Moje kucharzenie

Ciekawe miejsca / Interesting places

czwartek, 5 lipca 2012

Dzieje się...

Bo to, że nic tu nie piszę, nie oznacza wcale, że się lenię robótkowo. Zamiast kapelusika dla córki powstała czapusia, która wbrew wyglądowi, jest przewiewna. Jednak spróbuję zrobić kapelusik tak czy inaczej, bo czapeczka - berecik pasuje mi raczej na jesień.

Sukienkę skończyłam i jestem cała dumna z tego, jak mi wyszła z jednym małym wyjątkiem. Wyszła mi na dziewczynkę o jakiś rok starszą niż moja córka :-) Ale nie szkodzi. Poleży do następnego roku i moja księżniczka będzie mogła księżniczkować w nowej sukience, która już teraz bardzo jej się podoba. Teoretycznie mogłabym ją nieco zwęzić i skrócić ramiączka, żeby była bardziej dopasowana. Jednak z moimi umiejętnościami krawieckimi wolę nie bawić się w takie przeróbki, bo nigdy nie wiadomo, co z nich wyniknie ;-) Według mnie jest piękna jaka jest (ew. może doszyję kwiatków) i niech taka zostanie do następnego roku.

Jeśli o torebkę chodzi, to owszem, skończyłam ją szydełkować. Nawet raz wzięłam ją na zakupy. Wracając jednak z zakupów uznałam, że torebka z tej wełny to niewypał i postanowiłam ją spruć. Teraz jednak myślę, że dam jej jeszcze jedną szansę i spróbuję uszyć podszewkę na tyle mocną, by ocaliła torebkę od unicestwienia. Bo wygląda, wg mnie całkiem nieźle owa torebka. Tym bardziej, że właśnie taką chciałam mieć, trochę hippisowską.
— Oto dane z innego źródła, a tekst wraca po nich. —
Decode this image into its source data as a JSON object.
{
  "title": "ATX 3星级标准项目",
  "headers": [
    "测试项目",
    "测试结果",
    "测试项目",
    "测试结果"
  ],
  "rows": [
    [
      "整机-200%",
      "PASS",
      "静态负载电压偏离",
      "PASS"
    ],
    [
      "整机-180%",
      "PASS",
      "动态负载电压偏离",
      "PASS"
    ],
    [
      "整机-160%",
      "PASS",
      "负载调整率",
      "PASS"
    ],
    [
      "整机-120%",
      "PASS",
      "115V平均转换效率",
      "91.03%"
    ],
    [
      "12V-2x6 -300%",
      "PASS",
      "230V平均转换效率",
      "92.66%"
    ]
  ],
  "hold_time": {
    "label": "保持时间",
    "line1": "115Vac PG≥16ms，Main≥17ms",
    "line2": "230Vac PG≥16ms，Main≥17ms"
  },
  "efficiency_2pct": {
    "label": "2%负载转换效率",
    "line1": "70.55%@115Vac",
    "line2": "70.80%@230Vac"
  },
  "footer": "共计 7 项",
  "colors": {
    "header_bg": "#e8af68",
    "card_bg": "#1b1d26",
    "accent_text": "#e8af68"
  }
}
Pora chyba wrócić do swetra, który leży na drutach już nieco długo. Zabrałam się jednak za kolejną sukienkę dla mojej córki. Tym razem będzie cała szydełkowa. No i nad kapelusikiem należy się zastanowić. A poza tym wyciągnęłam z szuflady haft, za który zabrałam się ponad pół roku temu i jak schowałam, tak leżał. Ledwie tknięty. W wolnych chwilach planuję więc coś z tym haftem zrobić ;-)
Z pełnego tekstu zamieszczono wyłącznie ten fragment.